Vance Boelter was a Christian preacher, father of five, and a former business adviser to two Democrat governors — and he’s now been accused of one of the most shocking killings in Minnesota history.

One Minnesota state lawmaker and her husband were shot dead, while another lawmaker and his wife were seriously injured.

And the alleged gunman’s story isn’t making total sense, so Blaze News investigative journalist Joe Hanneman is doing his best to change that.

“We’re just starting to get into some of the nitty-gritty details,” Hanneman tells BlazeTV host Jill Savage and investigative journalist Steve Baker on “Blaze News: The Mandate.”


The suspect has pleaded not guilty to all charges.

“I spent about six weeks digging into his background, because this story, from the beginning, just simply did not make sense. This was not a career criminal. This was not a criminal at all,” Hanneman says.
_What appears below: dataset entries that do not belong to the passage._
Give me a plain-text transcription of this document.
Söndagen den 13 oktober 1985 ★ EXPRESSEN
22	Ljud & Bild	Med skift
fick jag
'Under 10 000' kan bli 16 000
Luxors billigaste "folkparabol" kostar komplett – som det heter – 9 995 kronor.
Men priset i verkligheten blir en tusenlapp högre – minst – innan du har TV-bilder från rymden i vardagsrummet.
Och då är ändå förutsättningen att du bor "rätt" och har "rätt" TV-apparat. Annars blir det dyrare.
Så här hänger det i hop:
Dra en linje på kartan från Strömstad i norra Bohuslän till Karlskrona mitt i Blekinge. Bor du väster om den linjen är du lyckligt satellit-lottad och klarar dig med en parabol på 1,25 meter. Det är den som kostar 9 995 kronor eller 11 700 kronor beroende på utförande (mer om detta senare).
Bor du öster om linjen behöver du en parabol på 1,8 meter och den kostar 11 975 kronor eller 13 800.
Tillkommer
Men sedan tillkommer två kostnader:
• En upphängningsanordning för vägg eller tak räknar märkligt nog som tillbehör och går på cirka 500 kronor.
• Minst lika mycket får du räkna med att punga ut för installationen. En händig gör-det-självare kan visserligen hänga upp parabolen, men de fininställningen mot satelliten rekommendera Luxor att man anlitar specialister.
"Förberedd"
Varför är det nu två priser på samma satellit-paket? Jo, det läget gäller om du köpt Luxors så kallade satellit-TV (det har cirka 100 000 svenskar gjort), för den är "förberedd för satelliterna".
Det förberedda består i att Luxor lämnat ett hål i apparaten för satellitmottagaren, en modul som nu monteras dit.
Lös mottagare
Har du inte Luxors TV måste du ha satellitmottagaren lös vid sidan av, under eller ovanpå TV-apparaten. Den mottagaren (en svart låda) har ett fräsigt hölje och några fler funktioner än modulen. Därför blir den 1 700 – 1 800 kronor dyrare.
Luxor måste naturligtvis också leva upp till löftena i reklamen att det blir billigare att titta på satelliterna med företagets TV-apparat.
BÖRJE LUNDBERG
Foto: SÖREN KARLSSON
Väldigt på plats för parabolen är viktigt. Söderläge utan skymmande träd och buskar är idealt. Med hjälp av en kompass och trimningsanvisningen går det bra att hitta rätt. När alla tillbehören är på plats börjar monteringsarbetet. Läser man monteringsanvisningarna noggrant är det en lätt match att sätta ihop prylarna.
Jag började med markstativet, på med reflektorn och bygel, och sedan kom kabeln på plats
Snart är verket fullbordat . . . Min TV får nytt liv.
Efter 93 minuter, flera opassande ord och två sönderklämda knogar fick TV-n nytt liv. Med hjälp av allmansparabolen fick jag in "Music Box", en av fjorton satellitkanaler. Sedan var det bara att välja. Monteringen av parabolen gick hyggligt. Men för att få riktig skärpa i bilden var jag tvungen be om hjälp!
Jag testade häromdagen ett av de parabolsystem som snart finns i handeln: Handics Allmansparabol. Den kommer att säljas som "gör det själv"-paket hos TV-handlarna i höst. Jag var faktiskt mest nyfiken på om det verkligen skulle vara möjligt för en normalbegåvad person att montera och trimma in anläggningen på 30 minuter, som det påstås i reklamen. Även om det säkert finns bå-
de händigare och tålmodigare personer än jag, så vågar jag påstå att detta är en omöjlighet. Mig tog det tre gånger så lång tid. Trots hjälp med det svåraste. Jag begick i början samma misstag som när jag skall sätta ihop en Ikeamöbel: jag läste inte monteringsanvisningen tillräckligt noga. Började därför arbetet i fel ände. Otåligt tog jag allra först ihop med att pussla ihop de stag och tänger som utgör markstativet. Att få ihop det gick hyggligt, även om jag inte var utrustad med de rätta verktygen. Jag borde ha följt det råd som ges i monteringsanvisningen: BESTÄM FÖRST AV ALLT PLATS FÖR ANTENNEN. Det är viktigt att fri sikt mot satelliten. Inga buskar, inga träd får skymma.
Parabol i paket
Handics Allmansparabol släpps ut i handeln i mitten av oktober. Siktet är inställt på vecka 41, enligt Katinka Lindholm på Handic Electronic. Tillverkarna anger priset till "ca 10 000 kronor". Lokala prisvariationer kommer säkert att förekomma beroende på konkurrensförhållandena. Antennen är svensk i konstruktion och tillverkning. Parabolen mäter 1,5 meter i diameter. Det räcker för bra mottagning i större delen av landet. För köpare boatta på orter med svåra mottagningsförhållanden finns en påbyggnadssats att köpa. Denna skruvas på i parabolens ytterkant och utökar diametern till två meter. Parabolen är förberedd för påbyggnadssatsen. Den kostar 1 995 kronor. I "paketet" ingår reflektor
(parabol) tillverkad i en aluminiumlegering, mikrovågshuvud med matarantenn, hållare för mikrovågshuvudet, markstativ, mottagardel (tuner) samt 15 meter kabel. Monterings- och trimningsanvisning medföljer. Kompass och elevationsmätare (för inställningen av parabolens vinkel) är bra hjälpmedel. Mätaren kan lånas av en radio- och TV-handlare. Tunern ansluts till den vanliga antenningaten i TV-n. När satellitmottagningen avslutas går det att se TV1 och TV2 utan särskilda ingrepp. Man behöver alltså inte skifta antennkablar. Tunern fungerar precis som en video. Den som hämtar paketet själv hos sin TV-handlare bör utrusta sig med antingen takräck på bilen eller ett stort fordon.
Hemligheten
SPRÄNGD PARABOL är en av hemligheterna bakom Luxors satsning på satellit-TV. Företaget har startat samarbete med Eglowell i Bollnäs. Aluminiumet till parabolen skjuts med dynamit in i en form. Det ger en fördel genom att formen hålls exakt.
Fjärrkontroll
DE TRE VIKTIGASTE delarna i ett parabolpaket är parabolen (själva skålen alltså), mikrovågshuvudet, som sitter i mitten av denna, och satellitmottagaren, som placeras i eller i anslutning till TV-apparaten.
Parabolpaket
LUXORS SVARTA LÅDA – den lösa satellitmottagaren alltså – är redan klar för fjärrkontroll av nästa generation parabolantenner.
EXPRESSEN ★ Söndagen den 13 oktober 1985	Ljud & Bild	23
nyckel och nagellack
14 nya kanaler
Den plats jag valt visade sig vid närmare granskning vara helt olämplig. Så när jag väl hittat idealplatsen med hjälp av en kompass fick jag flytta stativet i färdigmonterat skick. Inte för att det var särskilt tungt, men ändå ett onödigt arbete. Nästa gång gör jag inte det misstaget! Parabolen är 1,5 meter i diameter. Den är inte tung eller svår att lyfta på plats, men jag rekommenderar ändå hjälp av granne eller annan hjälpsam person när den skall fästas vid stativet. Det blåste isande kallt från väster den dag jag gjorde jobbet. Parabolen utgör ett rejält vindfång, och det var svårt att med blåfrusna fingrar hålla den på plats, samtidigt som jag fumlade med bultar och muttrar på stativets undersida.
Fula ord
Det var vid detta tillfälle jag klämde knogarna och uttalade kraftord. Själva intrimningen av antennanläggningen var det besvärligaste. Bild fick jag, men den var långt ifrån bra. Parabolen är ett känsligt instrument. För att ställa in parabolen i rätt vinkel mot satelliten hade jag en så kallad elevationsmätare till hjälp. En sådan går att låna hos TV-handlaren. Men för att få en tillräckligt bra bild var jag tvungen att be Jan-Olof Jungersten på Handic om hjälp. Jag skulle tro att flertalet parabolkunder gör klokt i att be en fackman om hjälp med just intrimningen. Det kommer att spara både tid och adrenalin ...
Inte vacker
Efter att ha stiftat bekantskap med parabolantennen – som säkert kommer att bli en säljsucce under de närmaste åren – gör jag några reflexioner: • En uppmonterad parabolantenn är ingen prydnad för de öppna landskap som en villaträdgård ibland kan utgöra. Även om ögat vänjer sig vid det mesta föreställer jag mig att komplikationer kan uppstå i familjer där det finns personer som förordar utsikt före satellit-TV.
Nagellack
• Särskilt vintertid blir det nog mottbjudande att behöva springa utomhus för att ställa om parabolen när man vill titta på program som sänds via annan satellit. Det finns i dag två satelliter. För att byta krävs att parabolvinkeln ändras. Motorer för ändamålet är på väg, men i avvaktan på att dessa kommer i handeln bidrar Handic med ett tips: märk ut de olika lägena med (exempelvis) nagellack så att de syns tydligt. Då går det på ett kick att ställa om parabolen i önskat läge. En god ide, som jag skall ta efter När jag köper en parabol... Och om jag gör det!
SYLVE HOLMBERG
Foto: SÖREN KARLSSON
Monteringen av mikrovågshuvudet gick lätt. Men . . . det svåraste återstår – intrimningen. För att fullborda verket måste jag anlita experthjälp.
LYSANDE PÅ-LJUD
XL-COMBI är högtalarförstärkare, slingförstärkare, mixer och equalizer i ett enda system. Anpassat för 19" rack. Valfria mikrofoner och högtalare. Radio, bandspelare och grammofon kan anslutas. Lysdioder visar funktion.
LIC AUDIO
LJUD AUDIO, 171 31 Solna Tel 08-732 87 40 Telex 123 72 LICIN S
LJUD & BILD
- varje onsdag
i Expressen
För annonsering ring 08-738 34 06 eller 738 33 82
“His entire life up until about the middle of May stands at great odds to what happened on June 14. And so I figured there just has to be a story behind that, something that would give us some clues,” he continues.

Hanneman then made contact with Boelter in the Sherburne County Jail in Elk River, Minnesota, through the jail’s messaging system.

“He and I spent the weekend texting back and forth, probably, I mean hundreds of texts. And he’s starting to unroll what he says is his story and the reason that he was at those houses that night, which, again, has another kind of bizarre twist to it — that he did not mean to shoot anyone. He didn’t plan to shoot anyone,” Hanneman explains.

“He was, he claims, going to make citizen arrests, and this was related to the clot shot. He was doing investigations, he said, for two years on the COVID-19 so-called vaccine and the deaths that it has caused,” he continues.

This is why Boelter claims he began working in the funeral industry.

“He says now that the reason for that is he was investigating these, what they call ‘sudden and unexpected.’ And that obviously, that’s been a big issue since the COVID-19 scamdemic came up,” Hanneman explains.

“So,” he adds, “I’m trying to peel this back with him. Slowly but surely, in 200 characters at a time on a text. So as long as he keeps talking, I hope to keep learning from him.”